For machine learning, the algorithm is required to be told in what manner to establish an accurate prediction by offering it more data. In the case of deep learning, the algorithm is able to undergo the learning process through its own data processing. In some aspects, the whole process resembles how a human being would solve a problem and draw conclusions.

Machine learning employs automated algorithms which learn how to predict future decisions and determine functions depending on the data set they had, whereas deep learning is more complex. Deep learning interprets the data set, along with its relationships within the data by using neural networks in order to analyse the relevant data through various stages of data processing.

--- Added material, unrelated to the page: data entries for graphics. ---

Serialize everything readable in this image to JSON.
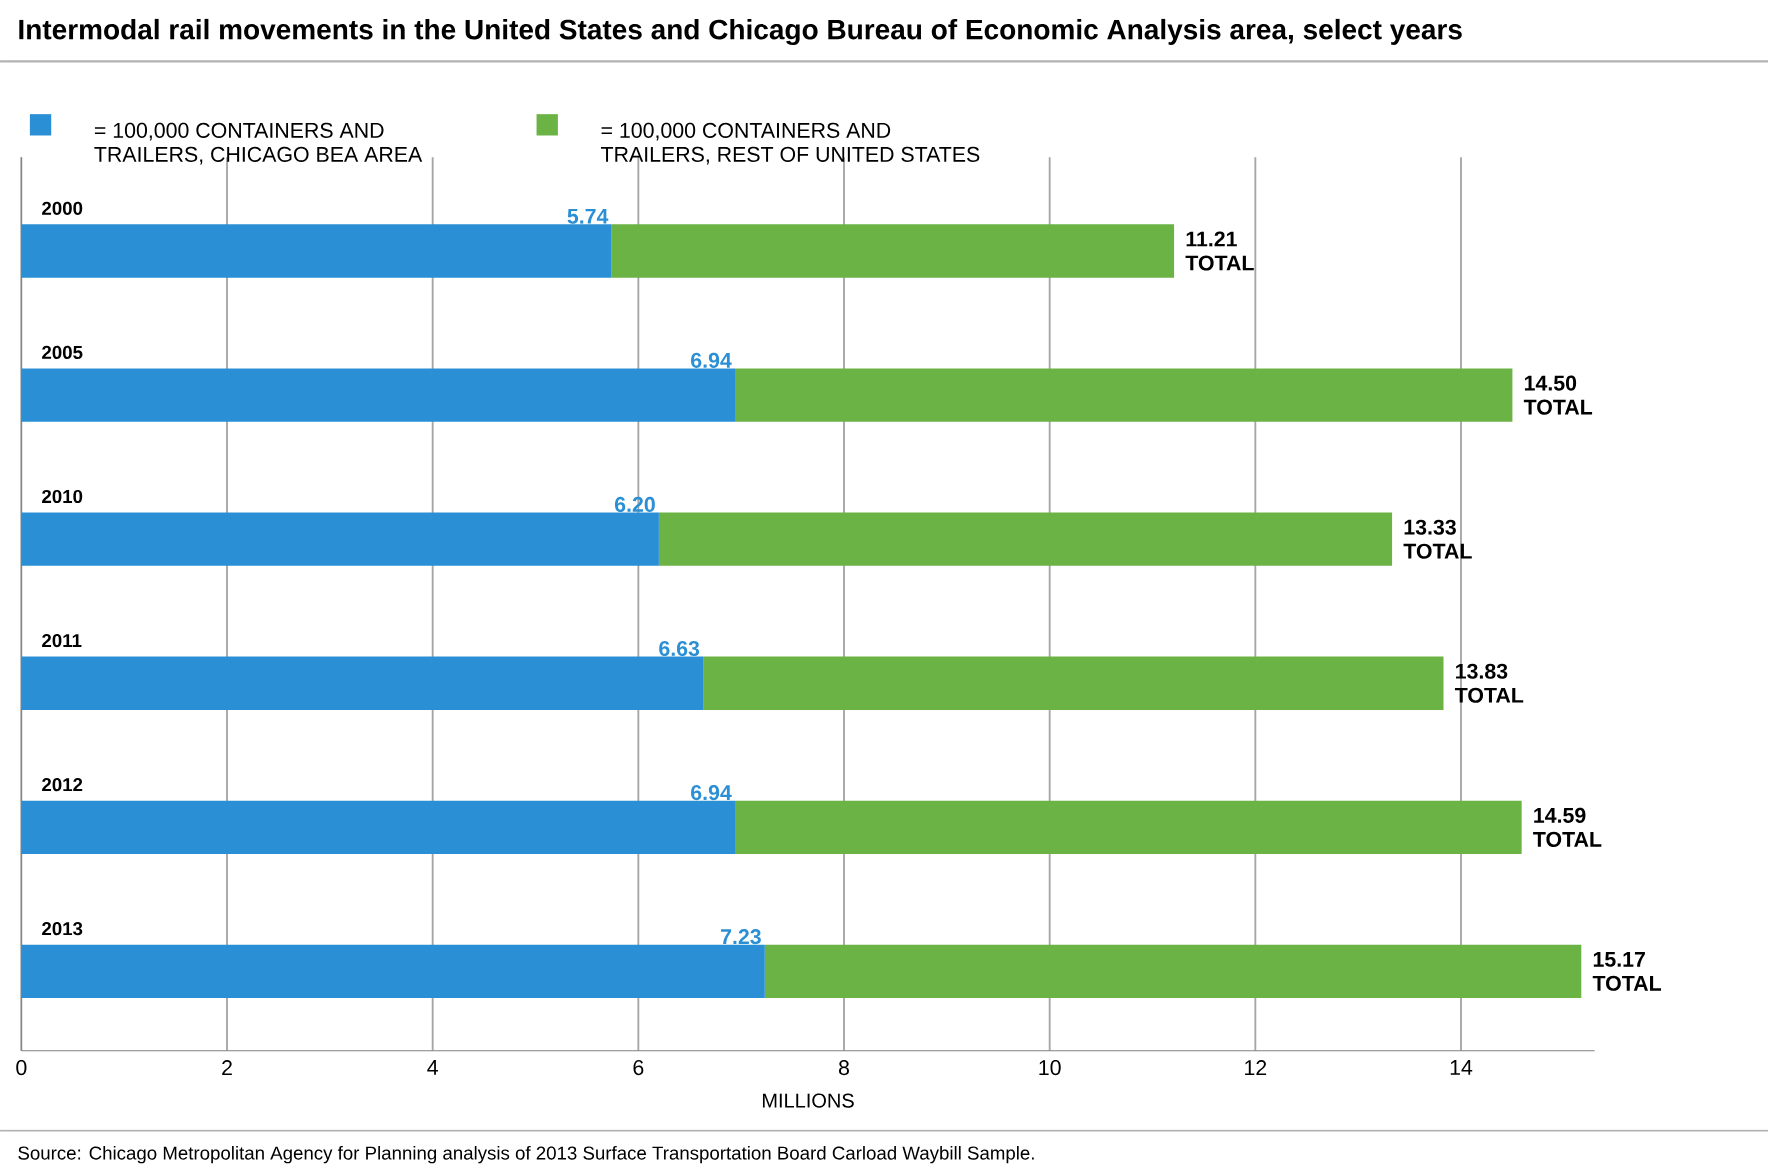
{
  "chart_data": {
    "type": "bar",
    "orientation": "horizontal",
    "stacked": true,
    "title": "Intermodal rail movements in the United States and Chicago Bureau of Economic Analysis area, select years",
    "xlabel": "MILLIONS",
    "categories": [
      "2000",
      "2005",
      "2010",
      "2011",
      "2012",
      "2013"
    ],
    "series": [
      {
        "name": "= 100,000 CONTAINERS AND TRAILERS, CHICAGO BEA AREA",
        "color": "#2a8fd4",
        "values": [
          5.74,
          6.94,
          6.2,
          6.63,
          6.94,
          7.23
        ],
        "value_labels": [
          "5.74",
          "6.94",
          "6.20",
          "6.63",
          "6.94",
          "7.23"
        ]
      },
      {
        "name": "= 100,000 CONTAINERS AND TRAILERS, REST OF UNITED STATES",
        "color": "#6bb344",
        "values": [
          5.47,
          7.56,
          7.13,
          7.2,
          7.65,
          7.94
        ]
      }
    ],
    "totals": [
      "11.21 TOTAL",
      "14.50 TOTAL",
      "13.33 TOTAL",
      "13.83 TOTAL",
      "14.59 TOTAL",
      "15.17 TOTAL"
    ],
    "xlim": [
      0,
      15.3
    ],
    "xticks": [
      0,
      2,
      4,
      6,
      8,
      10,
      12,
      14
    ],
    "grid": "x",
    "legend": "top left",
    "annotations": [
      "Source: Chicago Metropolitan Agency for Planning analysis of 2013 Surface Transportation Board Carload Waybill Sample."
    ]
  }
}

The multitude of algorithms used in machine learning are conducted by the analysts with the purpose to examine different variables in the data set. For deep learning, the algorithms are implemented and self-directed for proper data analysis. Moreover, for deep learning the output can consist of anything ranging from a score, free text or sound, while for machine learning the output is in most of the cases a numerical value such as a score or classification.

When it comes to the time required, deep learning needs more time to train as compared to machine learning. The issue is the fact that there are a multitude of parameters used in a deep learning algorithm. Machine learning is faster, ranging from a couple of seconds to a couple of hours.

Anyhow, both deep learning and machine learning have multiple purpose and are applied in a variety of real-life situations. Computer vision, information retrieval, marketing or medical diagnosis are all fields in which both are used to provide accurate data.